Unpredictable? What kind of AI are we talking about generative AI? Sure, but that’s a feature. And it’s not true that AI is centralized. See https://huggingface.co/ there are over 2 million open-source AI models. The main barrier is financial: training a new model from scratch (think GPT-3 scale) is like $35,000 Otherwise, the expense is mostly operational. Alot of peope when they think ai they only think of ChatGPT, Claude, Grok, ... but there are soooooo many more. And sooo many types.
 
In the professional world you will be using AI tools, alongside your coworkers.

I am a software architect in a German state enterprise, there is no mass usage of AI tools, and sharing of data with service based AIs is prohibited.
Developers can choose to use AI tools in an anonymous way. No code can be shared with these tools, it is a strict violation of rules of work.

The projects we develop go through rounds of multiple security certifications etc.
 
I am a software architect in a German state enterprise, there is no mass usage of AI tools, and sharing of data with service based AIs is prohibited.
Developers can choose to use AI tools in an anonymous way. No code can be shared with these tools, it is a strict violation of rules of work.

The projects we develop go through rounds of multiple security certifications etc.

It's the exact opposite in the united states.
 
I am a software architect in a German state enterprise, there is no mass usage of AI tools, and sharing of data with service based AIs is prohibited.
Developers can choose to use AI tools in an anonymous way. No code can be shared with these tools, it is a strict violation of rules of work.

The projects we develop go through rounds of multiple security certifications etc.

Oh a German state enterprise. So that’s government-owned. Is it federal, state, or municipal?
Even if your particular department doesn’t use AI tools, they are definitely being used somewhere within the organization.

1. Deutsche Bahn (federal government majority-owned)
  • Uses AI for predictive maintenance of trains and tracks
  • AI timetable optimization and delay prediction
  • Computer-vision inspection of infrastructure
2. Bundesagentur für Arbeit (Federal Employment Agency)
  • Uses machine learning to match job seekers with positions
  • Automated document classification and case triage
3. German customs & tax authorities
  • Fraud detection models
  • Risk scoring for audits and inspections
4. Healthcare (public insurers / hospitals)
  • Radiology image analysis
  • Hospital capacity prediction and patient flow modeling




 
Really, you're inputing my posts into AI? What the actual f.

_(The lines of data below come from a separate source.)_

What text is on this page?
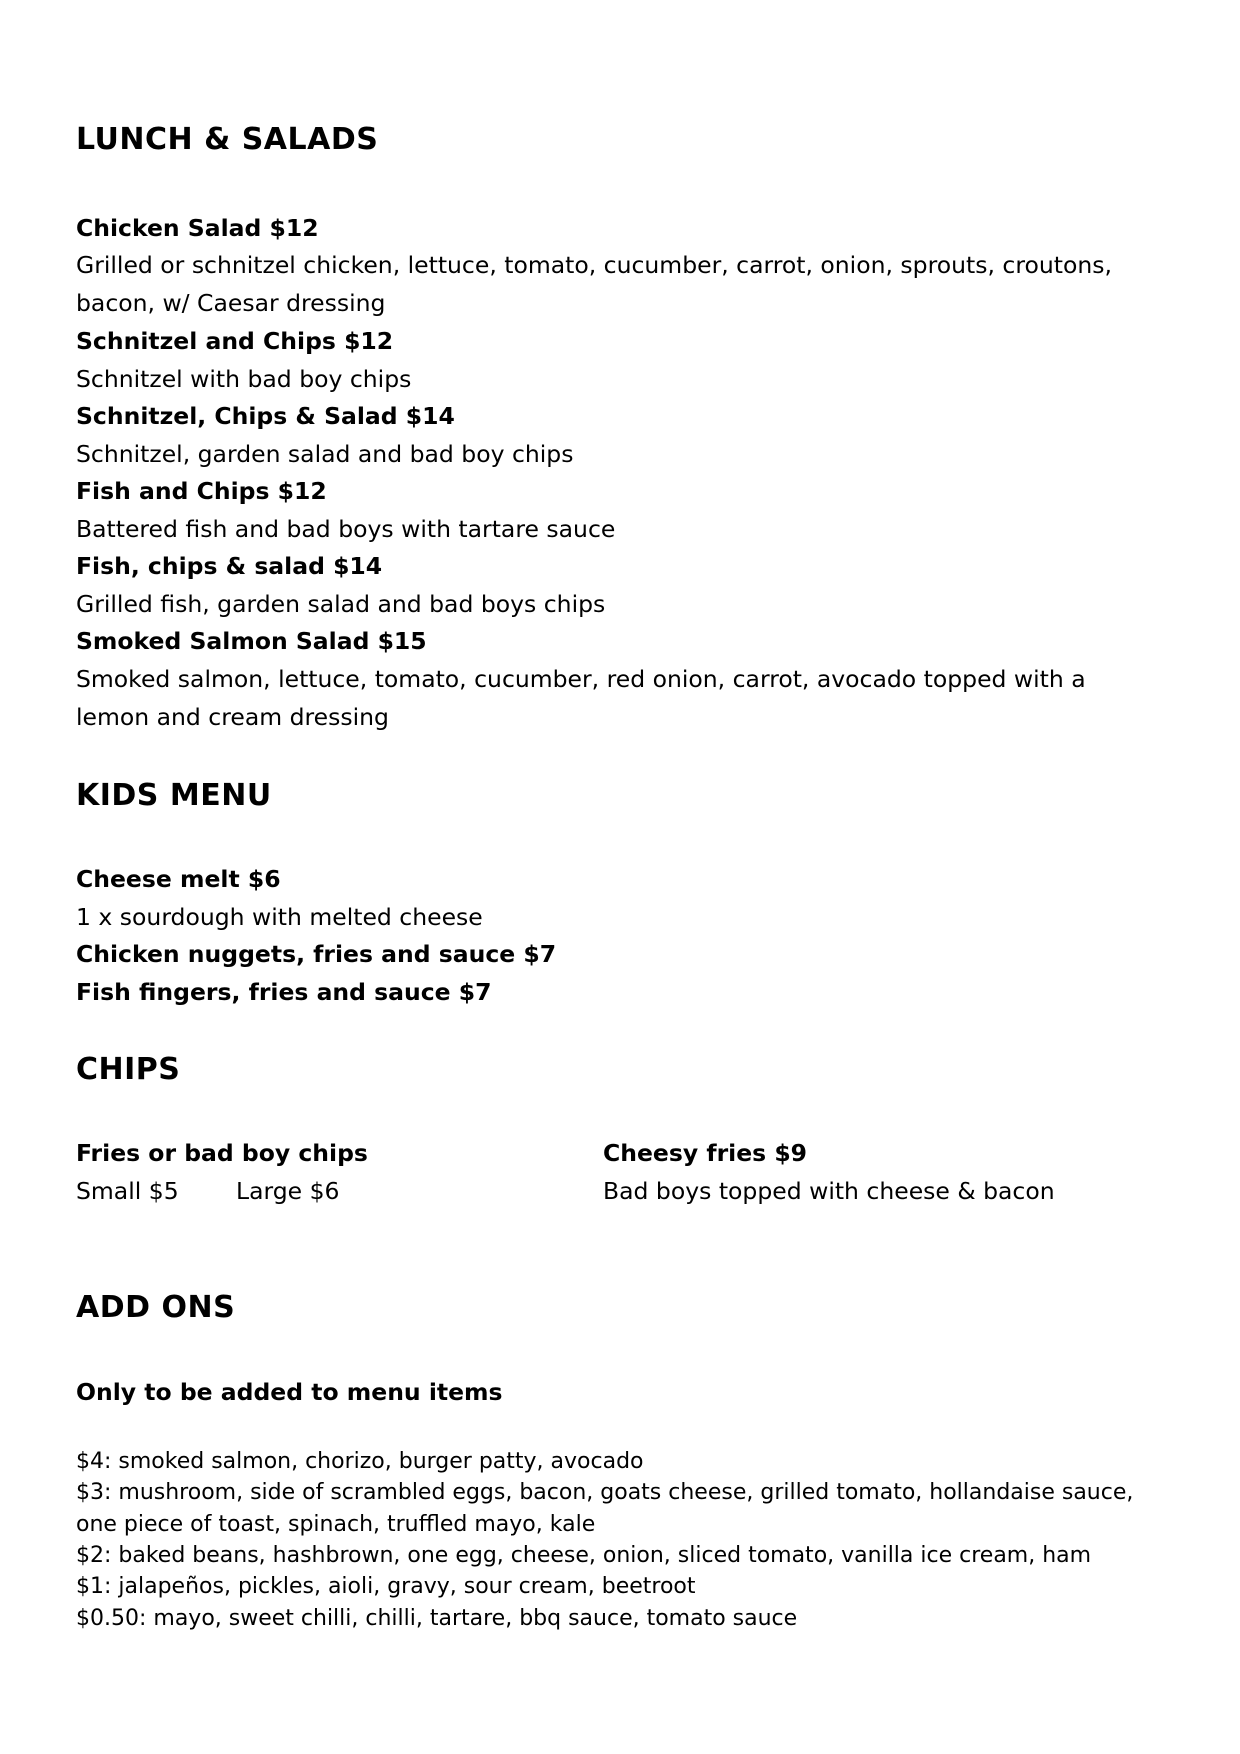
LUNCH & SALADS
Chicken Salad $12
Grilled or schnitzel chicken, lettuce, tomato, cucumber, carrot, onion, sprouts, croutons, bacon, w/ Caesar dressing
Schnitzel and Chips $12
Schnitzel with bad boy chips
Schnitzel, Chips & Salad $14
Schnitzel, garden salad and bad boy chips
Fish and Chips $12
Battered fish and bad boys with tartare sauce
Fish, chips & salad $14
Grilled fish, garden salad and bad boys chips
Smoked Salmon Salad $15
Smoked salmon, lettuce, tomato, cucumber, red onion, carrot, avocado topped with a lemon and cream dressing
KIDS MENU
Cheese melt $6
1 x sourdough with melted cheese
Chicken nuggets, fries and sauce $7
Fish fingers, fries and sauce $7
CHIPS
Fries or bad boy chips
Small $5 Large $6
Cheesy fries $9
Bad boys topped with cheese & bacon
ADD ONS
Only to be added to menu items
$4: smoked salmon, chorizo, burger patty, avocado
$3: mushroom, side of scrambled eggs, bacon, goats cheese, grilled tomato, hollandaise sauce, one piece of toast, spinach, truffled mayo, kale
$2: baked beans, hashbrown, one egg, cheese, onion, sliced tomato, vanilla ice cream, ham
$1: jalapeños, pickles, aioli, gravy, sour cream, beetroot
$0.50: mayo, sweet chilli, chilli, tartare, bbq sauce, tomato sauce
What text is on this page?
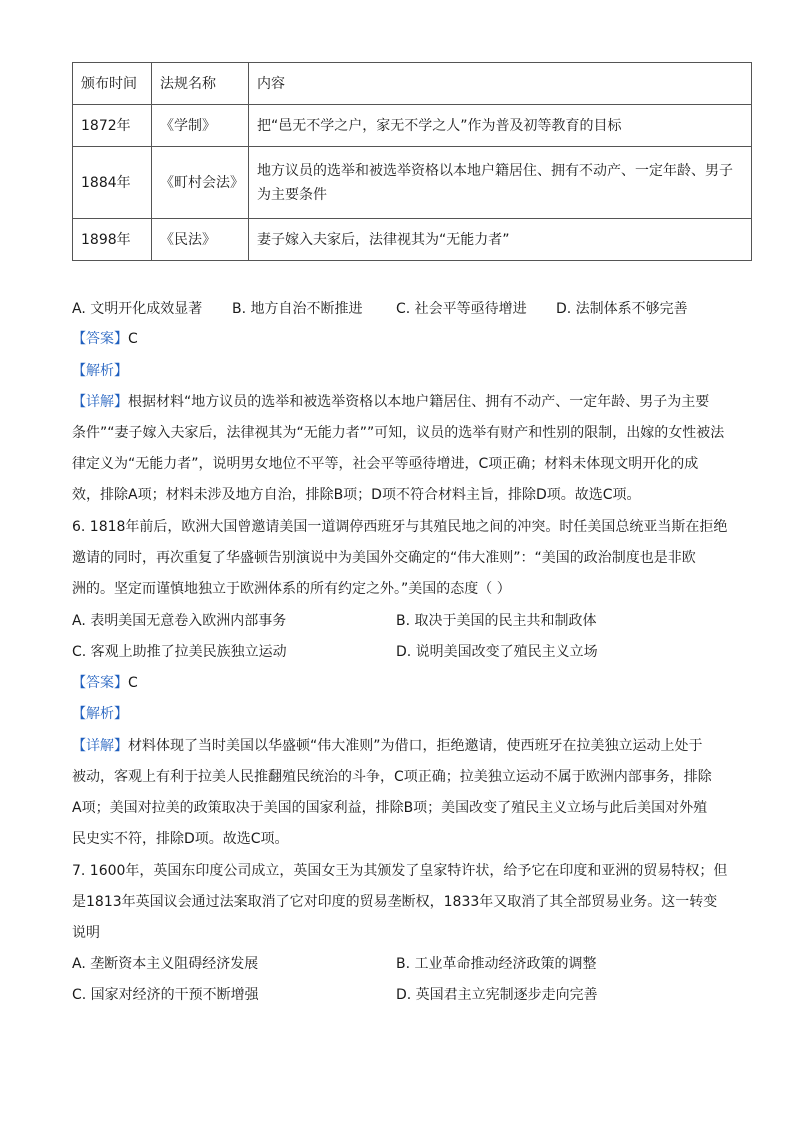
颁布时间	法规名称	内容
1872年	《学制》	把“邑无不学之户，家无不学之人”作为普及初等教育的目标
1884年	《町村会法》	地方议员的选举和被选举资格以本地户籍居住、拥有不动产、一定年龄、男子为主要条件
1898年	《民法》	妻子嫁入夫家后，法律视其为“无能力者”
A. 文明开化成效显著 B. 地方自治不断推进 C. 社会平等亟待增进 D. 法制体系不够完善
【答案】C
【解析】
【详解】根据材料“地方议员的选举和被选举资格以本地户籍居住、拥有不动产、一定年龄、男子为主要
条件”“妻子嫁入夫家后，法律视其为“无能力者””可知，议员的选举有财产和性别的限制，出嫁的女性被法
律定义为“无能力者”，说明男女地位不平等，社会平等亟待增进，C项正确；材料未体现文明开化的成
效，排除A项；材料未涉及地方自治，排除B项；D项不符合材料主旨，排除D项。故选C项。
6. 1818年前后，欧洲大国曾邀请美国一道调停西班牙与其殖民地之间的冲突。时任美国总统亚当斯在拒绝
邀请的同时，再次重复了华盛顿告别演说中为美国外交确定的“伟大准则”：“美国的政治制度也是非欧
洲的。坚定而谨慎地独立于欧洲体系的所有约定之外。”美国的态度（ ）
A. 表明美国无意卷入欧洲内部事务	B. 取决于美国的民主共和制政体
C. 客观上助推了拉美民族独立运动	D. 说明美国改变了殖民主义立场
【答案】C
【解析】
【详解】材料体现了当时美国以华盛顿“伟大准则”为借口，拒绝邀请，使西班牙在拉美独立运动上处于
被动，客观上有利于拉美人民推翻殖民统治的斗争，C项正确；拉美独立运动不属于欧洲内部事务，排除
A项；美国对拉美的政策取决于美国的国家利益，排除B项；美国改变了殖民主义立场与此后美国对外殖
民史实不符，排除D项。故选C项。
7. 1600年，英国东印度公司成立，英国女王为其颁发了皇家特许状，给予它在印度和亚洲的贸易特权；但
是1813年英国议会通过法案取消了它对印度的贸易垄断权，1833年又取消了其全部贸易业务。这一转变
说明
A. 垄断资本主义阻碍经济发展	B. 工业革命推动经济政策的调整
C. 国家对经济的干预不断增强	D. 英国君主立宪制逐步走向完善
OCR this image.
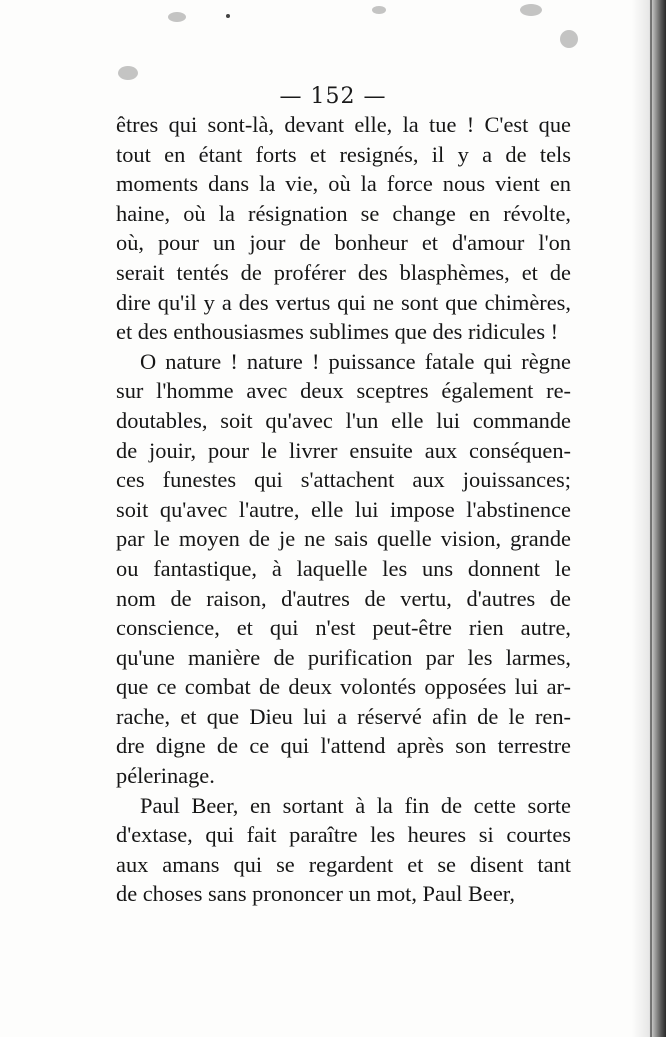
— 152 —
êtres qui sont-là, devant elle, la tue ! C'est que
tout en étant forts et resignés, il y a de tels
moments dans la vie, où la force nous vient en
haine, où la résignation se change en révolte,
où, pour un jour de bonheur et d'amour l'on
serait tentés de proférer des blasphèmes, et de
dire qu'il y a des vertus qui ne sont que chimères,
et des enthousiasmes sublimes que des ridicules !
O nature ! nature ! puissance fatale qui règne
sur l'homme avec deux sceptres également re-
doutables, soit qu'avec l'un elle lui commande
de jouir, pour le livrer ensuite aux conséquen-
ces funestes qui s'attachent aux jouissances;
soit qu'avec l'autre, elle lui impose l'abstinence
par le moyen de je ne sais quelle vision, grande
ou fantastique, à laquelle les uns donnent le
nom de raison, d'autres de vertu, d'autres de
conscience, et qui n'est peut-être rien autre,
qu'une manière de purification par les larmes,
que ce combat de deux volontés opposées lui ar-
rache, et que Dieu lui a réservé afin de le ren-
dre digne de ce qui l'attend après son terrestre
pélerinage.
Paul Beer, en sortant à la fin de cette sorte
d'extase, qui fait paraître les heures si courtes
aux amans qui se regardent et se disent tant
de choses sans prononcer un mot, Paul Beer,
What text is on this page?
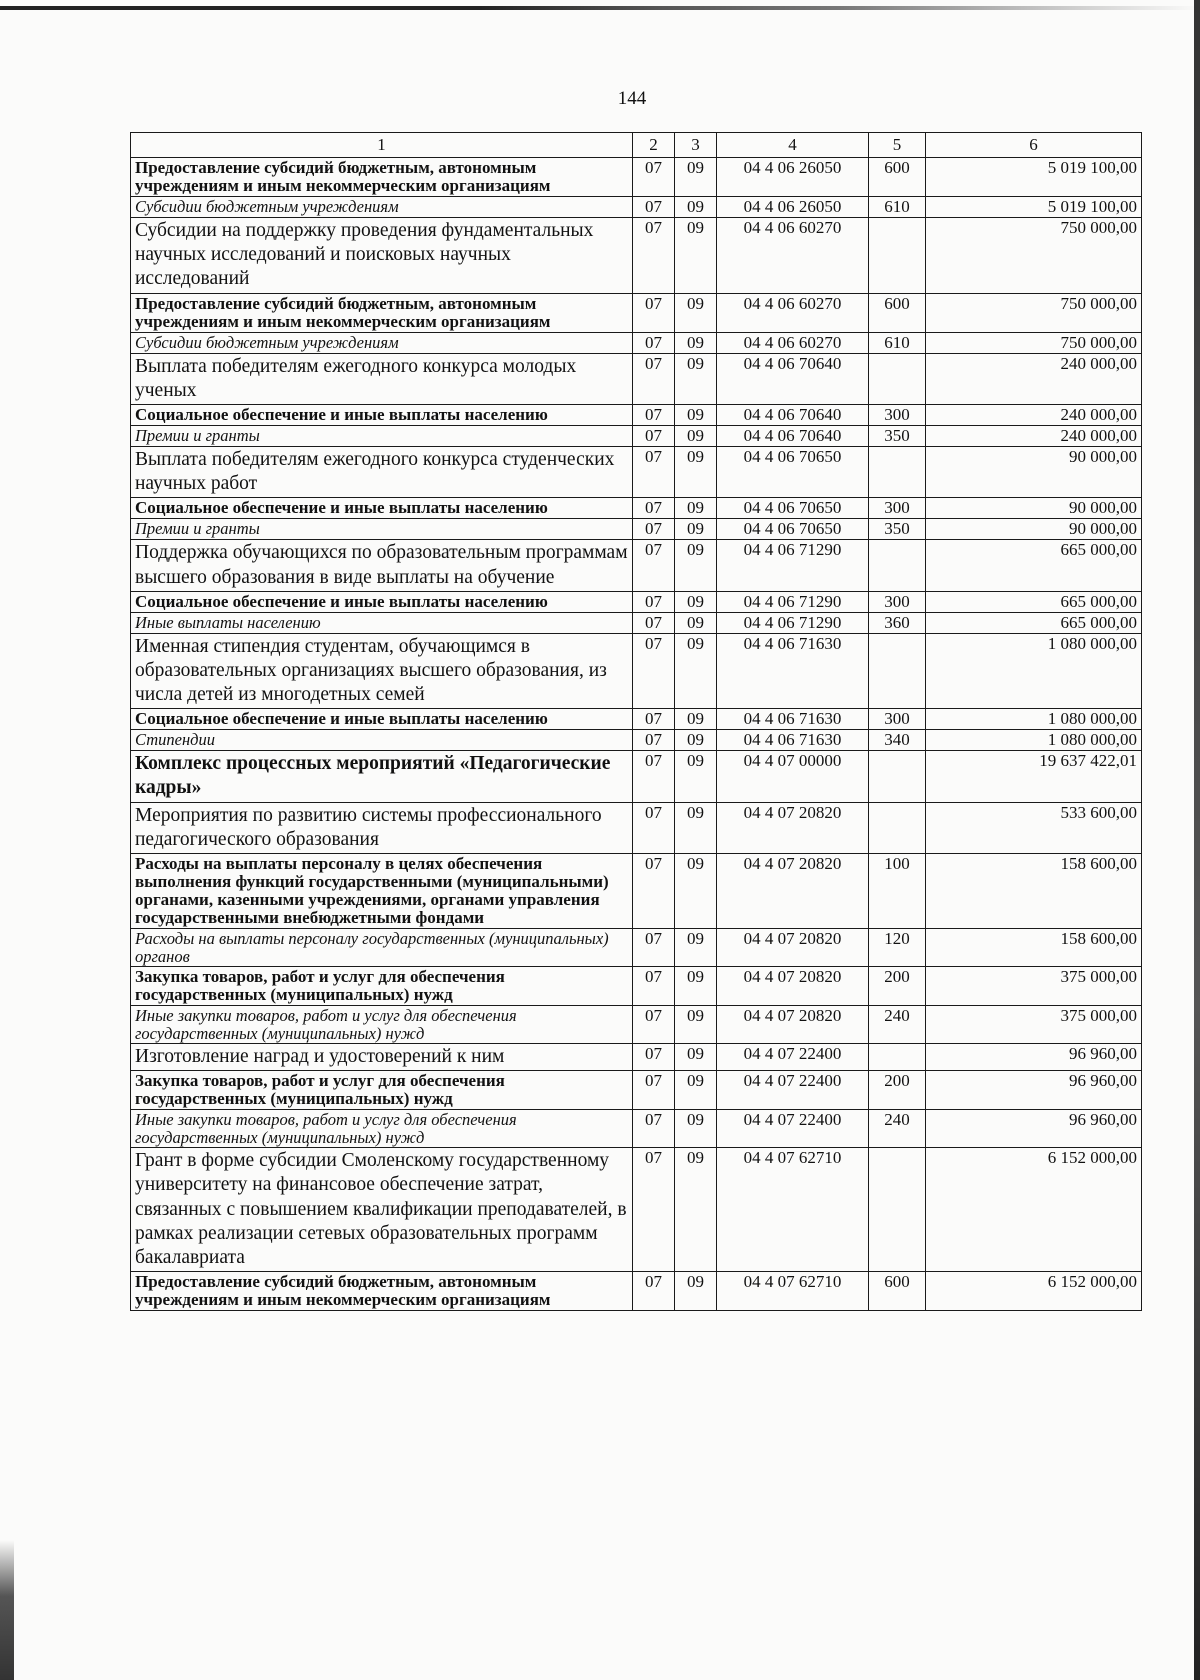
144
1	2	3	4	5	6
Предоставление субсидий бюджетным, автономным учреждениям и иным некоммерческим организациям	07	09	04 4 06 26050	600	5 019 100,00
Субсидии бюджетным учреждениям	07	09	04 4 06 26050	610	5 019 100,00
Субсидии на поддержку проведения фундаментальных научных исследований и поисковых научных исследований	07	09	04 4 06 60270		750 000,00
Предоставление субсидий бюджетным, автономным учреждениям и иным некоммерческим организациям	07	09	04 4 06 60270	600	750 000,00
Субсидии бюджетным учреждениям	07	09	04 4 06 60270	610	750 000,00
Выплата победителям ежегодного конкурса молодых ученых	07	09	04 4 06 70640		240 000,00
Социальное обеспечение и иные выплаты населению	07	09	04 4 06 70640	300	240 000,00
Премии и гранты	07	09	04 4 06 70640	350	240 000,00
Выплата победителям ежегодного конкурса студенческих научных работ	07	09	04 4 06 70650		90 000,00
Социальное обеспечение и иные выплаты населению	07	09	04 4 06 70650	300	90 000,00
Премии и гранты	07	09	04 4 06 70650	350	90 000,00
Поддержка обучающихся по образовательным программам высшего образования в виде выплаты на обучение	07	09	04 4 06 71290		665 000,00
Социальное обеспечение и иные выплаты населению	07	09	04 4 06 71290	300	665 000,00
Иные выплаты населению	07	09	04 4 06 71290	360	665 000,00
Именная стипендия студентам, обучающимся в образовательных организациях высшего образования, из числа детей из многодетных семей	07	09	04 4 06 71630		1 080 000,00
Социальное обеспечение и иные выплаты населению	07	09	04 4 06 71630	300	1 080 000,00
Стипендии	07	09	04 4 06 71630	340	1 080 000,00
Комплекс процессных мероприятий «Педагогические кадры»	07	09	04 4 07 00000		19 637 422,01
Мероприятия по развитию системы профессионального педагогического образования	07	09	04 4 07 20820		533 600,00
Расходы на выплаты персоналу в целях обеспечения выполнения функций государственными (муниципальными) органами, казенными учреждениями, органами управления государственными внебюджетными фондами	07	09	04 4 07 20820	100	158 600,00
Расходы на выплаты персоналу государственных (муниципальных) органов	07	09	04 4 07 20820	120	158 600,00
Закупка товаров, работ и услуг для обеспечения государственных (муниципальных) нужд	07	09	04 4 07 20820	200	375 000,00
Иные закупки товаров, работ и услуг для обеспечения государственных (муниципальных) нужд	07	09	04 4 07 20820	240	375 000,00
Изготовление наград и удостоверений к ним	07	09	04 4 07 22400		96 960,00
Закупка товаров, работ и услуг для обеспечения государственных (муниципальных) нужд	07	09	04 4 07 22400	200	96 960,00
Иные закупки товаров, работ и услуг для обеспечения государственных (муниципальных) нужд	07	09	04 4 07 22400	240	96 960,00
Грант в форме субсидии Смоленскому государственному университету на финансовое обеспечение затрат, связанных с повышением квалификации преподавателей, в рамках реализации сетевых образовательных программ бакалавриата	07	09	04 4 07 62710		6 152 000,00
Предоставление субсидий бюджетным, автономным учреждениям и иным некоммерческим организациям	07	09	04 4 07 62710	600	6 152 000,00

I am not giving you any more information, this is the exact reason why our organization does not cooperate with United States based software services.
 
Really, you're inputing my posts into AI? What the actual f.

I am not giving you any more information, this is the exact reason why our organization does not cooperate with United States based software services.

It was from google, but I guess technically your correct.